I Say a Little Prayer for You
Like the journalist Wesley Yang, who asked on Facebook, “Who is Casey Anthony?” I have no idea who Casey Anthony is. I don’t know if s/he is a man, an adult, white, American, really nothing. (Though in the back of my mind I imagine a fey black singer ca. 1963—the obvious Little Anthony and the Imperials connection.) All I know is that s/he is involved in some kind of court case, which may or may not be still going on.
What this tells me is that you really can ignore a lot of the news if you want to, even if you’re a media junkie like me. I read tons of magazines and surf the net religiously. While I’ve seen the name Casey Anthony all over the place, I haven’t clicked on it. And that, it seems to me, is a good thing about getting your news from the net.

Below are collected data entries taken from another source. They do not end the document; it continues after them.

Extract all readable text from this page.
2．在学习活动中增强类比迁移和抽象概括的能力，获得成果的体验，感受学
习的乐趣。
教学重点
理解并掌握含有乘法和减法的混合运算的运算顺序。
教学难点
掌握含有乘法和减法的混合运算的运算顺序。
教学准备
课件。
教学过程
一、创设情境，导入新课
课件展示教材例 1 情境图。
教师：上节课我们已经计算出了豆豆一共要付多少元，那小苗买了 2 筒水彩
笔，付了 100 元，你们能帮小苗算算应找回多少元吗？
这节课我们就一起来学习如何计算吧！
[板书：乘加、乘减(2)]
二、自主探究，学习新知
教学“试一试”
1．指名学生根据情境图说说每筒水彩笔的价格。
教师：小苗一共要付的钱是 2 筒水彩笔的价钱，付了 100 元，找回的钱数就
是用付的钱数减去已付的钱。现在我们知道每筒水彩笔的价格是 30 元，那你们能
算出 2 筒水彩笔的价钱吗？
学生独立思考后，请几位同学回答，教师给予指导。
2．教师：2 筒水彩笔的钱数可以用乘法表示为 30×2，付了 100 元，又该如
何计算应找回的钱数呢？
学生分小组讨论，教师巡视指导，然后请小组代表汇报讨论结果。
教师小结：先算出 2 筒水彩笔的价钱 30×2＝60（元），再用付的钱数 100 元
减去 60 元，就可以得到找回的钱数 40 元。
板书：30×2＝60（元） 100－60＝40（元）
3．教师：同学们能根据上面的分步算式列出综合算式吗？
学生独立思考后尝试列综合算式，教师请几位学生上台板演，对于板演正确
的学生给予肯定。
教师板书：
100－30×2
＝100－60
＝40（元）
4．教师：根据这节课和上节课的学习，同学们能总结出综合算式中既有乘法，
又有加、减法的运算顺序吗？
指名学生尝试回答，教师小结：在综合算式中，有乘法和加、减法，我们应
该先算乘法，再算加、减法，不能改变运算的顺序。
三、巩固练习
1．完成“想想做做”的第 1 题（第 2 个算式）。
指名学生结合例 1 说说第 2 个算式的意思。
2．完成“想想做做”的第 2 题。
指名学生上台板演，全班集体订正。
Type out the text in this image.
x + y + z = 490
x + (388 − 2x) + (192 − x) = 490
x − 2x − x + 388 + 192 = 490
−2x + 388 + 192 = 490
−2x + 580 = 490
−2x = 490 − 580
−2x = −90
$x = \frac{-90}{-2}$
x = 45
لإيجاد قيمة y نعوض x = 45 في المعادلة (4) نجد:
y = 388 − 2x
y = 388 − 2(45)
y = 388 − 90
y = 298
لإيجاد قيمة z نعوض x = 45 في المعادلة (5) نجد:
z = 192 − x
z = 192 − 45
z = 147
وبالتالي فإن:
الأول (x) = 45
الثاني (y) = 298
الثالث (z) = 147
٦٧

We hear a lot these days—or at least we used to—about the threat the new media ecology poses to our democracy and collective identity. Without the newspaper as our morning prayer, the argument goes, we no longer worship at the same church. Instead, we organize ourselves into little groupuscules, isolating ourselves from views (and pews) different from our own.
I have no idea if that’s true, but I do know this: I feel a much stronger communion with humanity when I can ignore most of it.
(This post is dedicated to my wife, compared to whom I’m a people who love people.)